Th jedenfalls muß eingestehen, daß Frankreich für ein savoir vivre kein Leitbild ist, von mittelgroßen Gelagen an warmen Sommerabenden einmal abgesehen. Die Besten quälen sich in die Eliten (trauriges Zeugnis: die Foucault-Biographie von Didier Eribon), während die anderen in Aufbewahrungsanstalten über alle Maßen diszipliniert werden; diszipliniert und handlungsunfähig zugleich. Hippolyte schwimmt mit dem Kopf über Wasser und gespreizten Fingern.

Die flächendeckenden Vor- und Ganztagsschulen gehörten allerdings auch zum Modell der „realen“ sozialistischen Gesellschaften, deren Indoktrination bis weit in die Familien reichte. Schweden mag im Vergleich ein etwas glücklicheres Beispiel sein und steht doch genauso für den regelmäßigen und zeitweise auch unhinterfragten rigiden Übergriff des Staates auf die private Sphäre, bis zur biologischen Integrität (von Behinderten).

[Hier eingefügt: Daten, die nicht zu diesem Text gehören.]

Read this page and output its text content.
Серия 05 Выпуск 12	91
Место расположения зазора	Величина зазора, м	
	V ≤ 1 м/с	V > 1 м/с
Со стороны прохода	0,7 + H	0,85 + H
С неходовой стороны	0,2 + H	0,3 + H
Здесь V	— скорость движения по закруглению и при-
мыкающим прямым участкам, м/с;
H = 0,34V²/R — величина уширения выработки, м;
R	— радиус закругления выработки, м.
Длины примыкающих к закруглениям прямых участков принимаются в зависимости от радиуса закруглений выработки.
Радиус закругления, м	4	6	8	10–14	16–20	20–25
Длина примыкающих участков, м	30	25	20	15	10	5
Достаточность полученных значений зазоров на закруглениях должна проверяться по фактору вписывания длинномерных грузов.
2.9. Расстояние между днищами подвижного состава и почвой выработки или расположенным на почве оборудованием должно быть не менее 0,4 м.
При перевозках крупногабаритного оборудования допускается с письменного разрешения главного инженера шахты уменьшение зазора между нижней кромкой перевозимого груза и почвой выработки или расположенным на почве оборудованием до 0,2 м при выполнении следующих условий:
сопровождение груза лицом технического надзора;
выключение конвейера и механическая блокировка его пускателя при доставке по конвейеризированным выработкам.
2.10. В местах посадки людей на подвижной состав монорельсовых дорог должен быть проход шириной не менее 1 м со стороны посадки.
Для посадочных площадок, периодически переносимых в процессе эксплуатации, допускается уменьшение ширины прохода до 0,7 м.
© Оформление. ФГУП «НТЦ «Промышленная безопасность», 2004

Das westdeutsche Experiment ist weder geglückt noch gescheitert. Das Mißtrauen gegenüber öffentlichen Institutionen wird nicht mit deren Reform, sondern mit zunehmender Kokonisierung der Familie beantwortet. Dabei sind, gar nicht mehr so selten, die Väter die guten Mütter, vor denen man sich durchaus fürchten darf.

Natürlich bedeutet, selbst Kinder zu haben, die größtmögliche Annäherung an die Biographien der Eltern, deren Kind man ist. Aber eine Kritik der Familie, die auf Kinderlosigkeit hinausläuft, hat mit Sicherheit keine Erben. Das wäre doch bedauerlich: Die sogenannten türkischen Mitbürger fahren unter lautem Hupen ihre Bräute ins Kindbett; und die Emanzipation stirbt aus.